1. 1 ( Yeah, I know it shouldn't be included )
2. 2
3. 3
4. 5
5. 7

The closest you can get these primes to their true position is multiplying them by ( .99 ) if we ignore multiplying them by 1 which will tend to distort their position after prime 3 .

1. 1 X .99 = .99
2. 2 X .99 = 1.98
3. 3 X .99 =2.97
4. 5 X .99 = 4.95
5. 7 X .99 = 6.93

The primes from 6 to 10 are:

6. 11
7. 13
8. 17
9. 19
10. 23

Up to this point we have the number 9, and the Riemann Hypothesis numbers zero ( 0 ) and ( ½ ) . Riemann said we can also manipulate the zeros ( 0 ) to bring the calculated location of the primes closer to their true location.

For example prime number 11's true location is 6. If we multiply ( 11 X Riemann's Number ( ½ ) including Riemann's ( 0 ) and some of the missed number ( 9 ) we get ( 11 X .5099999 = 5.609989 ). Riemann said that we can also manipulate the zeros ( 0 ) which means we can add zeros or put them somewhere else in the multiplier. ( 11 X .5909999 = 6.5009989 ) or (11 X .50990099 = 5.608910891). You will see from these calculations that the best multiplier is .5099999 since the multiplication ( answer ) is the closest to 6.

The above example is ridiculous because the prime number is so small, but the principle is the same. The calculation of a prime's true position is more complicated, but this is the basic idea.

In summary you need:

1. ½
2. 0
3. 9

I calculate that the best usable number for the location of a prime is ( .5099999 ). Riemann said that the proportion of primes is about ( 1 / ln (x) ) where ( ln(x) is the natural logarithm of x to base ( e ) or ( 2.718281828 ) . Using Riemann's formula the proportion of primes below prime number 11 is ( 1 / ln(11) or ( .417032391 ). The number of primes below ( 11 ) using this formula is ( 11 X .4107032391 = 4.587356306) or in round numbers ( 5 ). My calculation using ( .5099999 ) is ( 6 ) in round numbers which is the exact location of prime number ( 11 ). Riemann worked out that if the zeros really do lie on the critical line, then the primes stray from the ( 1/ln(x) ) distribution exactly as much as a bunch of coin tosses stray from the 50:50 distribution law. I have proved that the non-trivial zeros have to lie on the line, because my calculation for the location of the primes uses Riemann's non-trivial zeros that have to be on the line ( y = ½ ) or a line since you are calculating the location of the primes in a sequence ( or the number of preceding primes ).

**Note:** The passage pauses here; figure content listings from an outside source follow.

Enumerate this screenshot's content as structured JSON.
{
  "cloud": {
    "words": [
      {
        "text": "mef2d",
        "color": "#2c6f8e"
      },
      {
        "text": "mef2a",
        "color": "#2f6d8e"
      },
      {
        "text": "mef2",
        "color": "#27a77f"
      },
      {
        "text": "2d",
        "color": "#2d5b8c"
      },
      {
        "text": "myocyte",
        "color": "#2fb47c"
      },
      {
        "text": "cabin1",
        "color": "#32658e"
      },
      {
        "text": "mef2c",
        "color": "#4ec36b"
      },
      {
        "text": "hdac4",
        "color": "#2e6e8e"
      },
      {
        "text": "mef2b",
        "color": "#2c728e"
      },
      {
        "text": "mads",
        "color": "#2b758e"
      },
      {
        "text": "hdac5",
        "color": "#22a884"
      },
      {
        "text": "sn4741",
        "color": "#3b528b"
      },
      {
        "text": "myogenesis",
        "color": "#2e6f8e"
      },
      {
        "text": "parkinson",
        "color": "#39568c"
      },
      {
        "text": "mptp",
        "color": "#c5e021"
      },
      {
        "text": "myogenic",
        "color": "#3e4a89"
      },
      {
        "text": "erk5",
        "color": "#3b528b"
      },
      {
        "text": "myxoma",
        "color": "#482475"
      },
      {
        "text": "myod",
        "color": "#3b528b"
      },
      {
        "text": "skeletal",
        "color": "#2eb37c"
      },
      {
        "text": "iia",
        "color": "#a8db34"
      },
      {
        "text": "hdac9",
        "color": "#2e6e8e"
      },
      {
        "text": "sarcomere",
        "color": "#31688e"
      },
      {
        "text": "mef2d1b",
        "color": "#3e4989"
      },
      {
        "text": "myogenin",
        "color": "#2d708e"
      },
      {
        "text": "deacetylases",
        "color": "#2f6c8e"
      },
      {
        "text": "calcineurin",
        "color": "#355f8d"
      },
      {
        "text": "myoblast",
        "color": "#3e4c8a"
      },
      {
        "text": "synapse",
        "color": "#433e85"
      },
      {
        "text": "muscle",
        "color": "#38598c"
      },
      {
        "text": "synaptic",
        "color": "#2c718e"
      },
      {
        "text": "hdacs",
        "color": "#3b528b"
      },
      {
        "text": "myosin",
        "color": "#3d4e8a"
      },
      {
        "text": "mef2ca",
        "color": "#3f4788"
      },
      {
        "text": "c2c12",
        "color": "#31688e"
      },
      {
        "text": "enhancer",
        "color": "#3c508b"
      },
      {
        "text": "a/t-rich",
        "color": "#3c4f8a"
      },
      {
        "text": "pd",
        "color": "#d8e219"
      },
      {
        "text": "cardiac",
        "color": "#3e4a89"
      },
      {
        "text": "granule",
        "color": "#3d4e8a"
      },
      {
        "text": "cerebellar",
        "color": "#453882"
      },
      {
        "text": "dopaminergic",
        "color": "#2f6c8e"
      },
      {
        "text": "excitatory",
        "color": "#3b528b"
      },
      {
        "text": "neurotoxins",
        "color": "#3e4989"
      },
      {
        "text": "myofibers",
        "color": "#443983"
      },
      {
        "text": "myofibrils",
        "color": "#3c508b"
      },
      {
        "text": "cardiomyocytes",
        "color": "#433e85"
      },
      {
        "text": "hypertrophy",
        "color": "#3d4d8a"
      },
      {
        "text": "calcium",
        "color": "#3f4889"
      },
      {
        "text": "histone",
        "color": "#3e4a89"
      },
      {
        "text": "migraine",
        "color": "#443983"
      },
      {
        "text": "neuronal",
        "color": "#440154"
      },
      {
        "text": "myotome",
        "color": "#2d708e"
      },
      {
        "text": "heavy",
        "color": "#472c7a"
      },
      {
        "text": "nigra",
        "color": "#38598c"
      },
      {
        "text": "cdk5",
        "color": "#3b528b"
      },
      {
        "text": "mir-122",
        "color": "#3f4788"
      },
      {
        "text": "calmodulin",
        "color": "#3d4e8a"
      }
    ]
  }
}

The Clay Mathematics Institute is offering a \$1,000,000 prize for the solution to the Riemann Hypothesis. So far no one has solved it. From my limited understanding of the Riemann Hypothesis the available calculations don't always show where the zeros cross the line ( y = ½ ) in terms of where each prime is situated. The Riemann Hypothesis only conjectures the zeros are on the line ( y = ½ ) . The primes aren't evenly spaced so it is doubtful that one equation is going to provide a decent formula for the location of all the primes. My solution is strictly arithmetic so it isn't as elegant as a function, but it works with some tweaking which is exactly what Riemann conjectured when he said the zeros can be manipulated. I believe that I have proved that the Riemann zeros are all on the line whether it be ( y = ½ ) or some other line, because those zeros have to be used in a calculation while being on a line to prove that the location of the primes are on a straight line and not somewhere else in space.